Youth Profile in Action

The progressive shift towards education in the 20th century hit rural states the hardest. Sending kids to school meant losing hardworking hands on the farm or ranch. Montana is one of these states, and although it has developed larger cities in the last hundred years, the rural mentality, and the Wild West mentality of the 20th century has remained, and a dropout crisis has arisen because of it. The increased violence in schools that comes from the 20th century perceptions has only increased the dropout rates, as school is no longer the safe place for Montana youth to be. Therefore, when Iko’tsimiskimaki “Ekoo” Beck out of Missoula, Montana heard about the My Idea grants from America’s Promise Alliance and AT&T, the project Inspire to Lead was born.

The idea of project Inspire to Lead was to utilize the local National Coalition Building Institute’s connections and training experience to give the youth in Missoula Montana the skills to be leaders in their own community and the ability to create less bullying, less violence, and an increased awareness of the diversity present in the schools so that students feel connected and welcomed in their learning environments. The program would incorporate the partnership of Ekoo and NCBI Missoula into the local high schools, middle schools, and elementary schools in Missoula, Montana. Project Inspire to Lead received $10,000 to be implemented in the local community, and Beck jumped at the chance to start something big.

Project Inspire to Lead facilitated Violence Prevention and Prejudice Reduction Training to all freshmen in two local high schools, Big Sky and Hellgate, and to a select group of leaders at Willard Alternative High School reaching a total of 642 students, and utilizing 89 youth leaders, teachers, and community members. With a theme of violence prevention and prejudice reduction, project Inspire to Lead’'s Beck used her newly gained skills to help lead many of the trainings in the high schools. Following each training, the students completed name-optional evaluation forms on the pros and cons of the trainings and the impact of the skills they provided.

Of the evaluations returned, 76 percent Big Sky high school participants, 90 percent of Hellgate High School participants, and 95 percent Willard High participants, rated the trainings at 4 or 5 out of 5, with 5 meaning "excellent." In the comment section, some students said: “When you hear the stories of bullying it really opens your eyes. I think more people should get their chance to do this.” And “Best non-bullying workshop ever! They explain why people do it and how to end it.” Many students also commented positively on the use of peer trainers in the Violence Prevention Prejudice Reduction workshops. One said “I liked it, especially having the other school members helping teach this class.”

At the same time, Respect Club had begun to meet weekly with 30 students in the middle schools. Respect Clubs meet with a goal to provide kids with the skills to change a potentially violent situation, and the information to understand oppression and the roots of violence in their local and global communities. Students have the opportunity to create friendships across group lines and break down stereotypes. Project leader Ekoo Beck and project advisor Heidi Wallace, in partnership with the Youth Advisory Council, led the weekly sessions and the Building Bridges workshops for all the students during both the fall and spring semester.

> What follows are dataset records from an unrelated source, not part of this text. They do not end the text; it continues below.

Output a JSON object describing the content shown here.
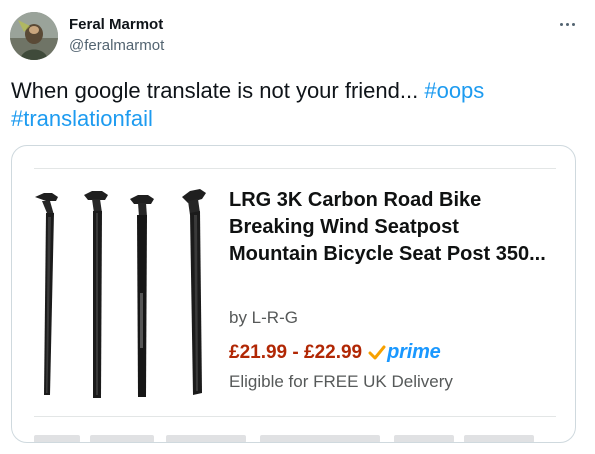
{
  "author": {
    "display_name": "Feral Marmot",
    "handle": "@feralmarmot"
  },
  "menu_icon": "more-horizontal-icon",
  "tweet": {
    "text": "When google translate is not your friend... ",
    "hashtags": [
      "#oops",
      "#translationfail"
    ]
  },
  "product": {
    "title": "LRG 3K Carbon Road Bike Breaking Wind Seatpost Mountain Bicycle Seat Post 350...",
    "brand": "by L-R-G",
    "price": "£21.99 - £22.99",
    "prime_label": "prime",
    "delivery": "Eligible for FREE UK Delivery"
  },
  "colors": {
    "link": "#1d9bf0",
    "price": "#b12704",
    "prime": "#1a98ff",
    "text": "#0f1419",
    "muted": "#536471"
  }
}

One of the highlights of Inspire to Lead’'s work with the middle schooler’s was the Respect Clubs’ community outreach project. This year, the project was to create a city-wide Diversity Day (a day announced by the city’s major the past year as a part of their efforts) themed “Who’s your Neighbor?” About 200 community members participated in the Diversity Day parade and rally. 

The goal of project Inspire to Lead was to create a safe school environment that is vital for a successful educational experience. 95 percent of the high school training participants believe that the concepts and skills taught in project Inspire to Lead and NCBI’s Violence Prevention and Prejudice Reduction Trainings will help them to build safer and more inclusive schools, allowing for a successful education. I know that by creating this environment, we are allowing for students to stay in schools, and to further broaden their education about both school subjects, and stigmas in our society at large.